S)-A pedido da ..., António A...L... requereu à Direcção Geral dos Serviços Hidráulicos que fosse transferida para a ... a última licença emitida para ocupação do terreno com o nº 865/70, o que foi deferido em 05-02-73, conforme ofícios então dirigidos pela Direcção Geral dos Portos ao António A...L... e à ... (ver docs. de 25 a 27 dos autos principais).
T)-O Capitão do Porto de ... em 28-11-1970 remeteu à Direcção das Pescas e do domínio Marítimo uma comunicação cujo teor consta de fls. 238 e 239 informando que, em 31-1269 caducou a concessão do depósito fixo de Lagostas e lavagantes - viveiro ...-atribuída a António A...L....

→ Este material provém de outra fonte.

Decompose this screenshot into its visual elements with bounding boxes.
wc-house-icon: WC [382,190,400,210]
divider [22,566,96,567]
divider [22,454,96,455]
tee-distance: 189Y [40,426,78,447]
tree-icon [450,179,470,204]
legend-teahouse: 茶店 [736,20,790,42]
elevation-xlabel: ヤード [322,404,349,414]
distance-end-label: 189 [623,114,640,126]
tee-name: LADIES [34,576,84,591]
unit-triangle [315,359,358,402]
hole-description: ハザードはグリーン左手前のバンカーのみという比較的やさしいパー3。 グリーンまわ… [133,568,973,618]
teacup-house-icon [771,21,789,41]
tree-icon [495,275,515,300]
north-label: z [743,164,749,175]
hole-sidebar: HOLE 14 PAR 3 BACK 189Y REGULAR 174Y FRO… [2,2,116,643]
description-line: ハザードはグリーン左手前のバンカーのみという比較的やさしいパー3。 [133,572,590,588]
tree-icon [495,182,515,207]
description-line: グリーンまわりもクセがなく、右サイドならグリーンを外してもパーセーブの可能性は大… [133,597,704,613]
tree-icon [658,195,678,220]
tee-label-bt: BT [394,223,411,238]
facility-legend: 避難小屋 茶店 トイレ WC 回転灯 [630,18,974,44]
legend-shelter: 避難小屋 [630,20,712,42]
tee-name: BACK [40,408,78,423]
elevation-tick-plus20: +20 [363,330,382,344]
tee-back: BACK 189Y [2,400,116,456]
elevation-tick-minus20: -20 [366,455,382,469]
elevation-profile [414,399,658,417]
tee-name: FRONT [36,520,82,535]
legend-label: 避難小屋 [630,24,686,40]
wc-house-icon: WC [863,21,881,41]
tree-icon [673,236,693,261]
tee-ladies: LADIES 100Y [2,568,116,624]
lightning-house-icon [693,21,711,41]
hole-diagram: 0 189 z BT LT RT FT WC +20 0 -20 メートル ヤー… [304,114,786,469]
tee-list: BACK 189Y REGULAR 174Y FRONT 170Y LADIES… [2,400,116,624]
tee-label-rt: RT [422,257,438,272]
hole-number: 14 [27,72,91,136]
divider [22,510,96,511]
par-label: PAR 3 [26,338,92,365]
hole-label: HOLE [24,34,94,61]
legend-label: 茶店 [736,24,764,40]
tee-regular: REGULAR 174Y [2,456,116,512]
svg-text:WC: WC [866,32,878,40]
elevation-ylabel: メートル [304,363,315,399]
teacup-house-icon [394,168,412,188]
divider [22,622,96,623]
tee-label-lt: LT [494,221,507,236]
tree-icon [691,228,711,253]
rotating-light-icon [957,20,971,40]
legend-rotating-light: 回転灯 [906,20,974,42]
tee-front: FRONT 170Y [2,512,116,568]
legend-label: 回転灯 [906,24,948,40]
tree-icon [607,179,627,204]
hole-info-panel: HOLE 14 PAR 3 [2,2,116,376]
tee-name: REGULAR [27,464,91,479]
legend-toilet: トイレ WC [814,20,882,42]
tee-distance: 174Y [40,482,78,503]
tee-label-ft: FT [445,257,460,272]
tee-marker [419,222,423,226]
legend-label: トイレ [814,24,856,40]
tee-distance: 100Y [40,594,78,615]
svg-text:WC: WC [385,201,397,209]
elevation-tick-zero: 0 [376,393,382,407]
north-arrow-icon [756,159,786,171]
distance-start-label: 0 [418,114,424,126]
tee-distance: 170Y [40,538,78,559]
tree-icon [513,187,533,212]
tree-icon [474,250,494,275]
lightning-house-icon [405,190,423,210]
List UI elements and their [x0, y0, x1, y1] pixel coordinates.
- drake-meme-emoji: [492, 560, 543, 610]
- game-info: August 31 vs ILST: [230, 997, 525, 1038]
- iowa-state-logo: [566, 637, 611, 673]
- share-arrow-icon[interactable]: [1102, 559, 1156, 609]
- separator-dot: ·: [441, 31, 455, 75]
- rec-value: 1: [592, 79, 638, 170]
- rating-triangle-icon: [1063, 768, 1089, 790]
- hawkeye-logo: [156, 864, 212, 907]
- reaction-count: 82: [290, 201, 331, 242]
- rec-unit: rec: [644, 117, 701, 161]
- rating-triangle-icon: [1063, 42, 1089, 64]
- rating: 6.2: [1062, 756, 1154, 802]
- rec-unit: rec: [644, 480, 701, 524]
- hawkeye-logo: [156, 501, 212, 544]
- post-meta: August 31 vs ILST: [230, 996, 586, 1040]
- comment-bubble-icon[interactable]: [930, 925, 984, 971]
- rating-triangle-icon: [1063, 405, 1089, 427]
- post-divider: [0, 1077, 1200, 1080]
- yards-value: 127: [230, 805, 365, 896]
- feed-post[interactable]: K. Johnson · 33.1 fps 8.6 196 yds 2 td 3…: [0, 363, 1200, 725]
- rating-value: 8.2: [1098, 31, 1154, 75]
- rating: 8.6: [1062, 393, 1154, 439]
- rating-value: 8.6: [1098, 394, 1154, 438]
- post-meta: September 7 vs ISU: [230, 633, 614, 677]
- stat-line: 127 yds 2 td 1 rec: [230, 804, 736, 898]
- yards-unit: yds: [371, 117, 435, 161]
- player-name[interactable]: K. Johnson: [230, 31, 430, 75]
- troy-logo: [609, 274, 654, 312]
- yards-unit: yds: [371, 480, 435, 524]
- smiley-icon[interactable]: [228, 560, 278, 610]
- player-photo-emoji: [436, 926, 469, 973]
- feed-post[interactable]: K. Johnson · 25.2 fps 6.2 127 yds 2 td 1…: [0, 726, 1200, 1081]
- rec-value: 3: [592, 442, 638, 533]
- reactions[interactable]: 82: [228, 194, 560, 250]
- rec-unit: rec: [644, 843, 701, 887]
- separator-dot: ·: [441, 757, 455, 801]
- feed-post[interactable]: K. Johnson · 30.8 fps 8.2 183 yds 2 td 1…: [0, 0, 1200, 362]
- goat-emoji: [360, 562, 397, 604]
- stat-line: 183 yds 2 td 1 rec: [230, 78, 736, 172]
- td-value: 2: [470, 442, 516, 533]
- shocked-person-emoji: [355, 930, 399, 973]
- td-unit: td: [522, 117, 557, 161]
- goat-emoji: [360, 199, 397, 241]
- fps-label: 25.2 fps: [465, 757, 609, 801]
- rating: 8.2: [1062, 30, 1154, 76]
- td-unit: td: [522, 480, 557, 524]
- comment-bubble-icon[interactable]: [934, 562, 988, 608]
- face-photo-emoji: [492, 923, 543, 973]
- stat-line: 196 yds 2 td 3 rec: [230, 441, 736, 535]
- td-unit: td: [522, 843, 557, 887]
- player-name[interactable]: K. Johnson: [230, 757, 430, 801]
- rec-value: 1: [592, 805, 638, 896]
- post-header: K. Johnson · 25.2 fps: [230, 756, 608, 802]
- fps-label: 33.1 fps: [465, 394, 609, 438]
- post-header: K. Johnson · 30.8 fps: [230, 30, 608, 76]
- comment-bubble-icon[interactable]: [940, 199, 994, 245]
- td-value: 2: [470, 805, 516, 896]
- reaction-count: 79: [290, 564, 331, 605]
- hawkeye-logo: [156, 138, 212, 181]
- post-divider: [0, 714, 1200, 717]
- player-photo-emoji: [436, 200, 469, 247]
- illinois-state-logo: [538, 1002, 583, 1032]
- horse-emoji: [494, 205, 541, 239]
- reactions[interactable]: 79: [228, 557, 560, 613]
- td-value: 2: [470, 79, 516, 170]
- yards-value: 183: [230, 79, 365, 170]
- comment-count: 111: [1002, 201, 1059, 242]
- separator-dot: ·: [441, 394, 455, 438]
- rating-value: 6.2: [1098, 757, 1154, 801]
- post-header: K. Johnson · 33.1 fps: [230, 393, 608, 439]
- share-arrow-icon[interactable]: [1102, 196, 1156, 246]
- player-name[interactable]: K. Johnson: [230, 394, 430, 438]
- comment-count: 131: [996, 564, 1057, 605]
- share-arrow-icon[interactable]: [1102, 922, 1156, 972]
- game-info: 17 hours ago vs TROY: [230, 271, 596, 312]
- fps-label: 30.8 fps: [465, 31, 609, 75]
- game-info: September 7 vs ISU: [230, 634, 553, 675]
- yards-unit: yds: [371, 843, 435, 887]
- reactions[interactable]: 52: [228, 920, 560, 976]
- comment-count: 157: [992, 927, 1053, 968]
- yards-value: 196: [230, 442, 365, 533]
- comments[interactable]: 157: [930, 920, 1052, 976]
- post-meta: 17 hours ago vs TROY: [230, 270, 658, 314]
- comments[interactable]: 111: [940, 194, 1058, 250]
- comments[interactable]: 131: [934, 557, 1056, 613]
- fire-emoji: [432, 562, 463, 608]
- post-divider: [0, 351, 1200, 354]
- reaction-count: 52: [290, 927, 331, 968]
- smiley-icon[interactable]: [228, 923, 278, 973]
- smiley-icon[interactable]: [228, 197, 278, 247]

U)-Em 30/12/73, a Direcção-Geral de Portos emitiu a favor da A. ... a licença para ocupação de terrenos do domínio público marítimo - licença nº150/73.
V)-Licença esta que anulava e substituía a anterior licença nº865/70, de 10 de Agosto de 1970.

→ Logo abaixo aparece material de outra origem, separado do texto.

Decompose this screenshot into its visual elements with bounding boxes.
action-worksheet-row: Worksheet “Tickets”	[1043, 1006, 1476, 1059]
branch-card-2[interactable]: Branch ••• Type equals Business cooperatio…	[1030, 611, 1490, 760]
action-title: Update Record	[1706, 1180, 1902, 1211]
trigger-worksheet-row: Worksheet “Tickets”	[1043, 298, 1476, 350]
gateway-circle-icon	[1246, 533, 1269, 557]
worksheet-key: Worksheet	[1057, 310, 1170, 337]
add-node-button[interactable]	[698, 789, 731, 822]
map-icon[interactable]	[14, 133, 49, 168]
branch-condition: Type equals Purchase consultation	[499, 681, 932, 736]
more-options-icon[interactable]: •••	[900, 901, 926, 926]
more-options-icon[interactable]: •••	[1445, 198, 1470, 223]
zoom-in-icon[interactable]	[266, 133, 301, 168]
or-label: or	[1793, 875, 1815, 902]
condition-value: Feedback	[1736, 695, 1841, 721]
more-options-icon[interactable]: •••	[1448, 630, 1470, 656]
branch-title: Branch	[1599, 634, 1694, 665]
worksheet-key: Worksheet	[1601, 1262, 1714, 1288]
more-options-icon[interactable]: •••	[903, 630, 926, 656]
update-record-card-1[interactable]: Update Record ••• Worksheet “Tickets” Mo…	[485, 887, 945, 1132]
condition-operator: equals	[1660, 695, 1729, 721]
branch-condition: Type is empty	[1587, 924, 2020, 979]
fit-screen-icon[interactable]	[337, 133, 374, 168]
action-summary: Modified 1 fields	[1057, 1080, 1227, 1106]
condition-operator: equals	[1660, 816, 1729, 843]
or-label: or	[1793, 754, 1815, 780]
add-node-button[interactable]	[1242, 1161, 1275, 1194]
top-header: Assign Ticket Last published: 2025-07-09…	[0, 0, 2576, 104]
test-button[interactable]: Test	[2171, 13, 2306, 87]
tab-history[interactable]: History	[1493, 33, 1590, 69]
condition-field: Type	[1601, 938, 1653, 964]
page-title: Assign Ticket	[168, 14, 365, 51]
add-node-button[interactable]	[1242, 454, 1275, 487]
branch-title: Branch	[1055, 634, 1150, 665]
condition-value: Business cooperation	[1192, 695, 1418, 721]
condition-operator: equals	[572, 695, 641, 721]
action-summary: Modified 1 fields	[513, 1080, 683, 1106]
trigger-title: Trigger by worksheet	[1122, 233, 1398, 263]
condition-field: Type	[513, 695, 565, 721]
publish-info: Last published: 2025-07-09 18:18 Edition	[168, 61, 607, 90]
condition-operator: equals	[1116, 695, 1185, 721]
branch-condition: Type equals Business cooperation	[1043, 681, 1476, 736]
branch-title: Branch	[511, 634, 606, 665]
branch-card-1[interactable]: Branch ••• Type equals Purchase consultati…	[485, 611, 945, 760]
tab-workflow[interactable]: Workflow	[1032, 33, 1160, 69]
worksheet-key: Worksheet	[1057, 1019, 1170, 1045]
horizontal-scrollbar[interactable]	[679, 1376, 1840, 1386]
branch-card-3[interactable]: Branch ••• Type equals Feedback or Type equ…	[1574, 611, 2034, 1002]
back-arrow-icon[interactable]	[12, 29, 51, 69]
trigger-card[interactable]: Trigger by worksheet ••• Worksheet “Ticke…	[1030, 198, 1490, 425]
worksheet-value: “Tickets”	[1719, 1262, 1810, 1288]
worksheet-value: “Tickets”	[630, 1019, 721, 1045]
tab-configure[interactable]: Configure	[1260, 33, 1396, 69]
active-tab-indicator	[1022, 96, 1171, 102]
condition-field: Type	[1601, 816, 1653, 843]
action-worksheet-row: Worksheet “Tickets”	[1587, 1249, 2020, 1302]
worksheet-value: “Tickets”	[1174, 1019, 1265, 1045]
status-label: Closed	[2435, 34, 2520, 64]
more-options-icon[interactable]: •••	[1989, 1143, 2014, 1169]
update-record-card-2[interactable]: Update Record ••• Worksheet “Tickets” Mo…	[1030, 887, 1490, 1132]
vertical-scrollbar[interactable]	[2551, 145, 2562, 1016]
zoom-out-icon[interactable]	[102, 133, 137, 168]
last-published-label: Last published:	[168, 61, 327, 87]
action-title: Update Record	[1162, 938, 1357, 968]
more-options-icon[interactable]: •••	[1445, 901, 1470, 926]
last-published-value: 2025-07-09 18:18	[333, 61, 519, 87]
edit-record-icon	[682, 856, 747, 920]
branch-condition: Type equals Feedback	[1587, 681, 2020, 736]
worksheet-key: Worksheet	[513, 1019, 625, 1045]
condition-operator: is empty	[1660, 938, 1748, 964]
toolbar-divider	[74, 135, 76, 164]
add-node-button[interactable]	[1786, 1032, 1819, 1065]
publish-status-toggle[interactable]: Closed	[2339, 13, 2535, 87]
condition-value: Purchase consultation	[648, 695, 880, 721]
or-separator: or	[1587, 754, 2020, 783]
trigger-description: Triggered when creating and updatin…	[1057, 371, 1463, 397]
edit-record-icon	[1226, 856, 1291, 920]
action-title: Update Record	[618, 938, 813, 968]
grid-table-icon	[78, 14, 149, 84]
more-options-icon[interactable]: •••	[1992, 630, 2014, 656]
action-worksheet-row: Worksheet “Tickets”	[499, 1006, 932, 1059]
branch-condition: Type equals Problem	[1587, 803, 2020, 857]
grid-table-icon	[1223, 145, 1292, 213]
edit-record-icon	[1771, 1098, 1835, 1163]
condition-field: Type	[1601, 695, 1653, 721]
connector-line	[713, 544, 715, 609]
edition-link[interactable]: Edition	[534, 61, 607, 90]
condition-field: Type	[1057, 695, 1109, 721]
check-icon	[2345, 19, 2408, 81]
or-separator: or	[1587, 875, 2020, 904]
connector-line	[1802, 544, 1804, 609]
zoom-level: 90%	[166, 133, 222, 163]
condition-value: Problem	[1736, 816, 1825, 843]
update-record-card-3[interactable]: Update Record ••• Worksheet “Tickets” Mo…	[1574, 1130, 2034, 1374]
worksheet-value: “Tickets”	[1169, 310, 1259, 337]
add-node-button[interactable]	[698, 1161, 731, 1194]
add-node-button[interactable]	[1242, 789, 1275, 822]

X)-Até 1991, a Direcção-Geral de Portos licenciou sucessivamente à ... a utilização de terrenos supostamente integrados no domínio público marítimo, conforme as licenças juntas como Docs. 2 a 22.
Y)-Foi ao abrigo do art.17º do DL 309/93, de 2 de Setembro, que veio a ser emitida a licença de uso privativo de domínio público, a licença nº 3/94, por parte do ICN - Parque Natural Sintra ..., licença esta que, nos termos do seu art.1º, se manteria válida até à entrada em vigor do respectivo POOC.
W)-A Capitania do Porto de ... ao 21 de Fevereiro de 2003 remeteu à Direcção Geral das Pescas e Aquicultura os termos da vistoria anual realizada em 18-02-03 aos Depósitos Fixos de lagostas e lavagantes - cfr. doc. de fls. 69 cujo teor aqui se dá por reproduzido.
Z)-Nessa sequência a Direcção Geral das Pescas e Aquicultura renovou, em 12-03-03, a licença de exploração do depósito de crustáceos - Viveiro ... para o ano de 2003 concedida à ... (ver fls. 70 e 72).
AA)-A 07-04-03 a ... requereu ao Director Geral das Pescas e Aquicultura a renovação da concessão para o ano de 2004 (ver fls. 74).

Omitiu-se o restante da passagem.